Fahrig has earned a Guggenheim Fellowship to conduct an evidence-driven study of biodiversity conservation in fragmented habitats. It’s funded by the John Simon Guggenheim Foundation, each year, which annually awards fellowships to approximately 175 scholars who have demonstrated exceptional capacity for productive scholarship or creative ability in the arts.

“You can conserve as much biodiversity with 10 small blocks of land as you can in one large one, as long as you are protecting the same amount of habitat. I have had a fair bit of pushback from other researchers on this, but it is just what the research seems to show.”

The contiguous land orthodoxy dates back to the 1970s, and one of the main arguments for it goes like this: some species prefer the interior part of a habitat. They seem to thrive on the forest floor, where it’s dark and humid. These species will not be as abundant on the edges of the forest, where it is lighter and drier. And if you have ten small pieces of forest, there is a lot more edge and a lot less interior than there is in one large, contiguous area.

“But that has not been directly tested, it is an extrapolation from observing where some species occur to a prediction that you should have more of them in one large patch of land than multiple small ones,” says Fahrig.

“But when you move up to that scale, you are moving from a small-scale observation to a large-scale prediction. When you do that, there are other things can affect the outcome. This extrapolation has not really been tested, and that is what I am going to do.”

With her Guggenheim Fellowship, Fahrig will systematically gather evidence on the abundance of plants and animals along transects that begin at the edges of forests, and move toward the interior. She will then study whether those species are more abundant in landscapes with a few large patches of forest and those with many small forest patches, to see whether the data from transects can predict the data from landscapes.
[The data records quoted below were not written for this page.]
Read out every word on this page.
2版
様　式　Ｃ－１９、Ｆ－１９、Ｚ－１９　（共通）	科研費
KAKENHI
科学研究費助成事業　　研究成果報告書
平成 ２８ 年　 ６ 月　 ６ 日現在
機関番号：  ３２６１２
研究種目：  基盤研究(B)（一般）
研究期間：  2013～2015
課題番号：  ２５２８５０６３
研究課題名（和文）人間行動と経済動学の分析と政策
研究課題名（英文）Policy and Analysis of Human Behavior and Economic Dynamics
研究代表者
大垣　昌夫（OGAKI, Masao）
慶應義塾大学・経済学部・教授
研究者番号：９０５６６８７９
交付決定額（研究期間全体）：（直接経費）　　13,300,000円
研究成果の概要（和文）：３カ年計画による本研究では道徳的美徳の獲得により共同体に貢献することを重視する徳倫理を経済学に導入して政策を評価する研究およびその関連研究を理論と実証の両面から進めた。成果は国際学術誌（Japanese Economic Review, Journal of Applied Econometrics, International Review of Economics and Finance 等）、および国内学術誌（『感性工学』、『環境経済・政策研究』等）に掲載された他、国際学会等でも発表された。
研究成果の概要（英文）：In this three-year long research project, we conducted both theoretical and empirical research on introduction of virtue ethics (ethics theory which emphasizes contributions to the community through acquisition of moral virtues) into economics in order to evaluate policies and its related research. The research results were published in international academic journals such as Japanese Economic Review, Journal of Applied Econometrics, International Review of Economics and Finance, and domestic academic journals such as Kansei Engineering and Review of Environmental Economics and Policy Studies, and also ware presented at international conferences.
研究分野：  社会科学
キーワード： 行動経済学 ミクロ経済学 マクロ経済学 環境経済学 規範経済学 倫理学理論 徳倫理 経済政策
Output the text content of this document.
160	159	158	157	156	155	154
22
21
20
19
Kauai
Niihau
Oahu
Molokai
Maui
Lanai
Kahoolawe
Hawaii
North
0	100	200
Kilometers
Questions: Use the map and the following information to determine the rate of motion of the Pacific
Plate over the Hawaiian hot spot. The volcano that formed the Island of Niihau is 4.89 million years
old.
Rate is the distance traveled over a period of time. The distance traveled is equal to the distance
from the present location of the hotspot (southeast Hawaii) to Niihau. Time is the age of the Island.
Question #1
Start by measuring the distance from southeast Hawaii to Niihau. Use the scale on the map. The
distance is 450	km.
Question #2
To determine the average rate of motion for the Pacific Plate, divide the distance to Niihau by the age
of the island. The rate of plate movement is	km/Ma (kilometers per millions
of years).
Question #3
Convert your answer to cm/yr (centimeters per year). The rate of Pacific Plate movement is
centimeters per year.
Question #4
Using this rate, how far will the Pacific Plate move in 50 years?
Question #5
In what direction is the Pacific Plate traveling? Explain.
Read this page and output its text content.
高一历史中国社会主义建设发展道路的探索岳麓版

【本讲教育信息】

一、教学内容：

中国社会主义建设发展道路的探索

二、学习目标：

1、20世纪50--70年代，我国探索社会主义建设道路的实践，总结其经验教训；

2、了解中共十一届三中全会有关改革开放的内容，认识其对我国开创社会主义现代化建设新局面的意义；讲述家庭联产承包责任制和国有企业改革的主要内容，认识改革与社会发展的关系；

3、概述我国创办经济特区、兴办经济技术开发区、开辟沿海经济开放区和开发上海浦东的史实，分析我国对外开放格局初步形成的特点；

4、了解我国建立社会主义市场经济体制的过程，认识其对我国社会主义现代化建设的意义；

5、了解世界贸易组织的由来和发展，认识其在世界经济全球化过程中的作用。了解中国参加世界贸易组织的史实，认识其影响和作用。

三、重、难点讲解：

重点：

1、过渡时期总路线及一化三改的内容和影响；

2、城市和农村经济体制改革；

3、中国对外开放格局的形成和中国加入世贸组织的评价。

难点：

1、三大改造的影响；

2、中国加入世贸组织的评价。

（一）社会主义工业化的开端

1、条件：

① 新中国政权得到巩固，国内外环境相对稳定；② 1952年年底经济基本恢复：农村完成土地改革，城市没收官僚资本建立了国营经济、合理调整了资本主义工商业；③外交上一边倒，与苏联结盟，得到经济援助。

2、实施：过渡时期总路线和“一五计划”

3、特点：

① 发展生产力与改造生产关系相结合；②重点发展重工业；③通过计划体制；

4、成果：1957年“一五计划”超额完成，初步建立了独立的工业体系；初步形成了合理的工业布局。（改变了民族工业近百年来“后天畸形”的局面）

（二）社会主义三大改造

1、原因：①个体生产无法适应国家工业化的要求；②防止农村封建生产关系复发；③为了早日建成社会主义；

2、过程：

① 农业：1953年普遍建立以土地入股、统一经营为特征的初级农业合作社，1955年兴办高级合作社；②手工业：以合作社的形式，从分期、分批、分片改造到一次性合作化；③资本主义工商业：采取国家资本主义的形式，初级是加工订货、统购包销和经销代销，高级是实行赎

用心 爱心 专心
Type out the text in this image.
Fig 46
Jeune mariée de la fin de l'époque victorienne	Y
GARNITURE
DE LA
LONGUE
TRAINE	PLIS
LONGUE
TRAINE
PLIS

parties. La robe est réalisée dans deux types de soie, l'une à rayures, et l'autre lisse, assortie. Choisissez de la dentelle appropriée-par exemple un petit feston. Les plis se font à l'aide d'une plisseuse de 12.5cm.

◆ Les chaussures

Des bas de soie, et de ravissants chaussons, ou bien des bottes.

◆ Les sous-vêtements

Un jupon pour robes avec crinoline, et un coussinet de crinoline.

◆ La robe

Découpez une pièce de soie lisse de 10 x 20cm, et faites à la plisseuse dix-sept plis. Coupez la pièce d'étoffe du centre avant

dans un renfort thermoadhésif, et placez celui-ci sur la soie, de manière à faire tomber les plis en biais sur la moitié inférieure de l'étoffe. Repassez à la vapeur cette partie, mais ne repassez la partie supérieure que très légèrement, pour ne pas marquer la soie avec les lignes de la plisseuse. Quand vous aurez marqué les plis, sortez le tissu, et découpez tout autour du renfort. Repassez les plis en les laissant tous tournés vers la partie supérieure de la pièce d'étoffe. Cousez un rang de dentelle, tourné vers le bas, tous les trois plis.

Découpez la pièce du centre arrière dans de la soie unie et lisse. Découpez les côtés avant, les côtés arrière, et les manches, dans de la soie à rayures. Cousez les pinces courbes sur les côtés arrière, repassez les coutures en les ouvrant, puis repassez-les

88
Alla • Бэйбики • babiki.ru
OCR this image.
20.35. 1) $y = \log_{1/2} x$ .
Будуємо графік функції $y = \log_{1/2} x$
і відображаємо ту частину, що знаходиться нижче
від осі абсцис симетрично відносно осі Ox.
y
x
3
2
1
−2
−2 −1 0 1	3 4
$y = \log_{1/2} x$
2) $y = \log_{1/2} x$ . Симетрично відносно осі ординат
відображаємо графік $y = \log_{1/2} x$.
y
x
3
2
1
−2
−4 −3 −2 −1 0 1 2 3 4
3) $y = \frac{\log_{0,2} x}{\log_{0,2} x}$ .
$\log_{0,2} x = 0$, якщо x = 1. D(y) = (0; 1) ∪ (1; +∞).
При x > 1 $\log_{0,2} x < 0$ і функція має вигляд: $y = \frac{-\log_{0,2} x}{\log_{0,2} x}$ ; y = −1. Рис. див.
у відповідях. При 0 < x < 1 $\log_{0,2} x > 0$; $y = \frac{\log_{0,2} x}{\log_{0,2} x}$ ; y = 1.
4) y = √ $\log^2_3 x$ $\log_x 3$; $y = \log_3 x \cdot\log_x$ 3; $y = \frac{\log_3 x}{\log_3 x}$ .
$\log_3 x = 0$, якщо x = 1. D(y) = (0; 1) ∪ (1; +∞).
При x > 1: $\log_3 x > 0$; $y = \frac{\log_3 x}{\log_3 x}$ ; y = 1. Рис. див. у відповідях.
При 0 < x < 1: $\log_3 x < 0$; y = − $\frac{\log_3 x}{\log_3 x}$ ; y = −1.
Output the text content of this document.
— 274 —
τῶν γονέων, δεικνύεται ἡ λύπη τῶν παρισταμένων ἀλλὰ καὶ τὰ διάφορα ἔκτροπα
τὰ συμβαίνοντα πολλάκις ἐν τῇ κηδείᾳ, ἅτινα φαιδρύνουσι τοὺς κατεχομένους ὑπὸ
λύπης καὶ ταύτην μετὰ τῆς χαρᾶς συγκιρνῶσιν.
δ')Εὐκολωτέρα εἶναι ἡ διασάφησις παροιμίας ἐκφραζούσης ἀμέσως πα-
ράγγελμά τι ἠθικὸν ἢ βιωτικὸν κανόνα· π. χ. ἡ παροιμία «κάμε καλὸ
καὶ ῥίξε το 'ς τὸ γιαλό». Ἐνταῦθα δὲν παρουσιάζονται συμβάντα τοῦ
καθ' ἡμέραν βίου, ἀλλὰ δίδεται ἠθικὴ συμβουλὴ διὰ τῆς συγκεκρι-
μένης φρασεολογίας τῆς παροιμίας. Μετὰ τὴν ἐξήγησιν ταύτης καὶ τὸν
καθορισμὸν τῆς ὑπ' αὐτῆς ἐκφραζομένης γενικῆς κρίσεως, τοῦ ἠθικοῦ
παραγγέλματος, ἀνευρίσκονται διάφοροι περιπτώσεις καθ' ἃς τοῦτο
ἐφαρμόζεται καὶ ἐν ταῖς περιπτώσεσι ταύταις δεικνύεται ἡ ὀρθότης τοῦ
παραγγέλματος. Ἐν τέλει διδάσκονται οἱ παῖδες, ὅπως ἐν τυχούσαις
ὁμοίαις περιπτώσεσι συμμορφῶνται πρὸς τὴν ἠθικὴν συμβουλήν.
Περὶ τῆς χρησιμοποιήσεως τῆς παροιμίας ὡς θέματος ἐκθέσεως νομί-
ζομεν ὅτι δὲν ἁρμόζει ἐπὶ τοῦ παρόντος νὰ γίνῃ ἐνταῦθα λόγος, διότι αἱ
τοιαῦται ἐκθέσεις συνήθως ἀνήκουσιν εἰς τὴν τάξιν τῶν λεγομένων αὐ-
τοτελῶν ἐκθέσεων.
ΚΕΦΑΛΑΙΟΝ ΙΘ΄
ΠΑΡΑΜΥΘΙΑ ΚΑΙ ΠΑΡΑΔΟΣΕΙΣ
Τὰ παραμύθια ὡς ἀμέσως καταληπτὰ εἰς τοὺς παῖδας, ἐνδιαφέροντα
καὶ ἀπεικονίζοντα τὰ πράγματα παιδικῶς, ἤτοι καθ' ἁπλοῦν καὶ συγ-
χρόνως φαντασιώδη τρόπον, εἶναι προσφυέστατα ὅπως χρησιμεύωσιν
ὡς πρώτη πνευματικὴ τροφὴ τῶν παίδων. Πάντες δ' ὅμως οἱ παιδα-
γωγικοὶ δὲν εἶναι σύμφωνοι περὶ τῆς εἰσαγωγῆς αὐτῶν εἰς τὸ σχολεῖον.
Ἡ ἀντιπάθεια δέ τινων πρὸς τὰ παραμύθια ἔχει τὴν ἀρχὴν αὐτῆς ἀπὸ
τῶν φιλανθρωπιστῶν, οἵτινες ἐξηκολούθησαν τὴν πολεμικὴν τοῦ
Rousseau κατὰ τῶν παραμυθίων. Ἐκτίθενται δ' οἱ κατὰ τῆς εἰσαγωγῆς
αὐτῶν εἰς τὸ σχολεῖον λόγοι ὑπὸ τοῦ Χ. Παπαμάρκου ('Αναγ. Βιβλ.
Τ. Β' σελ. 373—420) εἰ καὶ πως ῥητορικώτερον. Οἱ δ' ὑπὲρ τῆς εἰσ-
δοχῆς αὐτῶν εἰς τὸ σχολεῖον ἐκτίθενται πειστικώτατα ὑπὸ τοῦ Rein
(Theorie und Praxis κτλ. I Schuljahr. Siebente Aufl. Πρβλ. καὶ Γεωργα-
“The implications of this are huge. Some threatened species are big, charismatic animals. But there are more threatened fungi, lichens, insects, and plants. There is this idea out there that there is no point in conserving little patches of land where many of these threatened species live,” says Fahrig.

“Yet if these small patches of land are actually equally valuable when they are all added together, that means we should really be putting more effort on conservation in densely populated places. In places like southern Ontario, we end up with a lot of little bits of habitat left, and when we think of each one of these as unimportant, we end up focusing conservation efforts elsewhere. Often these are places where few people live – and different species live in those places than live in southern Ontario.”

A better understanding of the conservation value of smaller habitats could also help support the conservation of small-scale habitats at the local level.

“People often have a real attachment to a small natural area near where they live, there is an opportunity to show people that it is worth it for a community group to work to protect a little wetland or a patch of forest, because it does actually add up to biodiversity conservation in the big picture. It would be empowering for those efforts to know that.”